En esto, ellos son como las estrellas, las flores o los animales, son lo que son, inequívocamente, sin complicaciones. Son de acuerdo con lo que Dios ha deseado para ellos más profundamente.

O, dicho de otro modo, ellos todavía no han aprendido a cómo mirarse a sí mismos. ¿Por qué puede un niño sumergirse en lo que está haciendo, con tanto entusiasmo y completamente? ¿Por qué puede encontrar alegría en las cosas más simples, como empujar un tren en círculo sobre las vías o ver un video una y otra vez, o patear la pelota de un lado a otro?
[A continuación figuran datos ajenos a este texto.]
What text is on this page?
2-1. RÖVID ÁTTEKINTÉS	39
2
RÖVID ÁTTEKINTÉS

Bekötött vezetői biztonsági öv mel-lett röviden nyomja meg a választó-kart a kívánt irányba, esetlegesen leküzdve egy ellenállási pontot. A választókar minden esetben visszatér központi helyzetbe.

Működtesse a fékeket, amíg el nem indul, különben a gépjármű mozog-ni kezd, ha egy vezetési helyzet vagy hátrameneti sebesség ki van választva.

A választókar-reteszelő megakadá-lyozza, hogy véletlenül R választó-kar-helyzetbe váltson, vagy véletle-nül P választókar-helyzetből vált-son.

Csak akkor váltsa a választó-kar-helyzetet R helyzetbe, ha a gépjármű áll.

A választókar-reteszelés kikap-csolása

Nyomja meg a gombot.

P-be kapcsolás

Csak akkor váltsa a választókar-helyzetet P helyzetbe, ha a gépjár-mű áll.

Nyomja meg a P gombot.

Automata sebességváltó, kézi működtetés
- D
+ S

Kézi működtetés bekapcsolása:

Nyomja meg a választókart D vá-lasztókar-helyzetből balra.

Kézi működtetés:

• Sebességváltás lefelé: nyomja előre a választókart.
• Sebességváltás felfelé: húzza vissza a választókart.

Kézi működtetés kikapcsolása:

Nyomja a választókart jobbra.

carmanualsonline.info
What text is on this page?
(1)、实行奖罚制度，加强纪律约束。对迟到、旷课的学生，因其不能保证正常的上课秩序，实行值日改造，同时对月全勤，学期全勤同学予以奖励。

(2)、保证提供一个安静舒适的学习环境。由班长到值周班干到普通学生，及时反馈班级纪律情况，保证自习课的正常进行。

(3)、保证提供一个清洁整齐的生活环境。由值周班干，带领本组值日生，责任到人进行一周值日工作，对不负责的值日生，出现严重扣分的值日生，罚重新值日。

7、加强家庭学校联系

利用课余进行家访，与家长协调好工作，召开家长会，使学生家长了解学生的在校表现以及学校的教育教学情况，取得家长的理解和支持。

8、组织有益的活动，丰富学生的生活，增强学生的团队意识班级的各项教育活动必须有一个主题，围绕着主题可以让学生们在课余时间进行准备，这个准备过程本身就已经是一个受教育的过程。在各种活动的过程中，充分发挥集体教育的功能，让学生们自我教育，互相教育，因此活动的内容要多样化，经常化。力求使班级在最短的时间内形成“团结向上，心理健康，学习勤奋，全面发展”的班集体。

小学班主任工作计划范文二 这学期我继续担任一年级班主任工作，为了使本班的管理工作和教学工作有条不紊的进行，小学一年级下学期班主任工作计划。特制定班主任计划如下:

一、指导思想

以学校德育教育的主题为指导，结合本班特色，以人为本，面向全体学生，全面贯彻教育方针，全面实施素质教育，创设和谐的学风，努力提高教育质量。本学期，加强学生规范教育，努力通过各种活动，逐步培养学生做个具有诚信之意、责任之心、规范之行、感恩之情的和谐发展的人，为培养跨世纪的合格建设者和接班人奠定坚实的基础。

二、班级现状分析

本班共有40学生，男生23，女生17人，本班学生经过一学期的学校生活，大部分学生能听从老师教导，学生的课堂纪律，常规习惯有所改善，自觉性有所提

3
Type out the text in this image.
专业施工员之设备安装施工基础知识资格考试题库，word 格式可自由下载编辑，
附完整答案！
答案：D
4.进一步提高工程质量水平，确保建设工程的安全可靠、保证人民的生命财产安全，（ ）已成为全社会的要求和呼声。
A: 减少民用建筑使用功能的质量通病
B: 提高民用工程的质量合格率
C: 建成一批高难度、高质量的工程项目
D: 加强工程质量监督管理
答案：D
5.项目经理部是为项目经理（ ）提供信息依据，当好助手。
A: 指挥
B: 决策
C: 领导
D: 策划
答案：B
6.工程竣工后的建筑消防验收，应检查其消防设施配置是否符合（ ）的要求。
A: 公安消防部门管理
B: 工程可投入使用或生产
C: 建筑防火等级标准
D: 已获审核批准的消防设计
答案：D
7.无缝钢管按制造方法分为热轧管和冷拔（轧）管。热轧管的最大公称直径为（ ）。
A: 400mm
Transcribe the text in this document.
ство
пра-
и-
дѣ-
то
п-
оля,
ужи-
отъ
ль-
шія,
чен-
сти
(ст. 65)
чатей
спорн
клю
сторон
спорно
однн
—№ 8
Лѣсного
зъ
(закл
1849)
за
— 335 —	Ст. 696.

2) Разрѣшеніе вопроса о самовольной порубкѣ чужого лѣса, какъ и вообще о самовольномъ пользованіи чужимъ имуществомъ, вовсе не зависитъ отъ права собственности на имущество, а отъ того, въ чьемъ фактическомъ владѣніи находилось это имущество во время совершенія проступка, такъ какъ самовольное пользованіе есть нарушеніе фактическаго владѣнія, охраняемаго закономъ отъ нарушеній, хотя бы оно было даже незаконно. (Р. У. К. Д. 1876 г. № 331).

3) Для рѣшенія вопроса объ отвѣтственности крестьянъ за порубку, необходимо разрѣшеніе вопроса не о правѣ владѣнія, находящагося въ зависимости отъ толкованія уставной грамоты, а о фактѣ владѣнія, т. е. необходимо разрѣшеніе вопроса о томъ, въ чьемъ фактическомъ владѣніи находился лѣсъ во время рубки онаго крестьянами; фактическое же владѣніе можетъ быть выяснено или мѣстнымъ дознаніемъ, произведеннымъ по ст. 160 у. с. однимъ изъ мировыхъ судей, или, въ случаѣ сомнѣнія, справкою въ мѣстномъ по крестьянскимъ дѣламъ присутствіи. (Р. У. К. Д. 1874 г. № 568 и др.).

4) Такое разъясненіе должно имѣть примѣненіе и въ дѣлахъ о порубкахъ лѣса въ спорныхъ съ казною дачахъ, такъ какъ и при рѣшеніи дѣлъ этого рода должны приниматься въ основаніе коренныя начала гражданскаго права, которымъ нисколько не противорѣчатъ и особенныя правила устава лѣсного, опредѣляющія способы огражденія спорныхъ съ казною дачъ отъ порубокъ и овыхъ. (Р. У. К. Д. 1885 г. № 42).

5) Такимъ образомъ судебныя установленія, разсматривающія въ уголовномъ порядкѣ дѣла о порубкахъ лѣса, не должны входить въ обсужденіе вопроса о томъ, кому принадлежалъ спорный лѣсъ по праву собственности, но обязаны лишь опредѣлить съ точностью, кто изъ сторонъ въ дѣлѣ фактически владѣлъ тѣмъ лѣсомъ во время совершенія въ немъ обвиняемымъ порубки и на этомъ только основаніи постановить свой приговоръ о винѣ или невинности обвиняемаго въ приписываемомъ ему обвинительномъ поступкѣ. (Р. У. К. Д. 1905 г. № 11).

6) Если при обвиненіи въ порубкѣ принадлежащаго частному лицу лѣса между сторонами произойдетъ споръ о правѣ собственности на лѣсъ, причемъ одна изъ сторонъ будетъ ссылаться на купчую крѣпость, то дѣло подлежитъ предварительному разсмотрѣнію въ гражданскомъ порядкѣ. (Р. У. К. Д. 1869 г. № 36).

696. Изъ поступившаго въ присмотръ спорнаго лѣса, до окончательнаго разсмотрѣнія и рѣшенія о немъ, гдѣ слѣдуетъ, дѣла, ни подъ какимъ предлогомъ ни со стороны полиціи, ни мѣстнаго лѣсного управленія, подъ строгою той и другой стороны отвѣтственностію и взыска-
Porque no está mirándose a sí mismo, porque puede olvidarse de él, no estar consciente acerca de las reacciones de otros, de sus expectativas, de su aprobación.

Tengamos en cuenta que parecerse a un niño no tiene nada que ver con ser poco sofisticado, mediocre, o infantil. Santo Tomás de Aquino fue uno de los más dotados hombres que jamás haya vivido, uno de los más grandes intelectuales en la historia de la Iglesia, una de las mentes más sutiles en la historia de Occidente. Sin embargo, las palabras que se usaban una y otra vez para describirlo eran “inocente” y “parecido a un niño”.

Ser parecido a un niño tiene que ver con enraizarse en aquello que Dios quiere que seamos. Santo Tomás de Aquino nació para ser teólogo y escritor, nada lo apartaría de ese rayo de luz: ni las críticas de sus enemigos, ni los halagos de sus superiores religiosos, ni las tentaciones de convertirse en obispo. Él fue y permaneció siendo quien Dios quería que fuera, y así fue como una gran montaña o una flor o, ciertamente, un niño.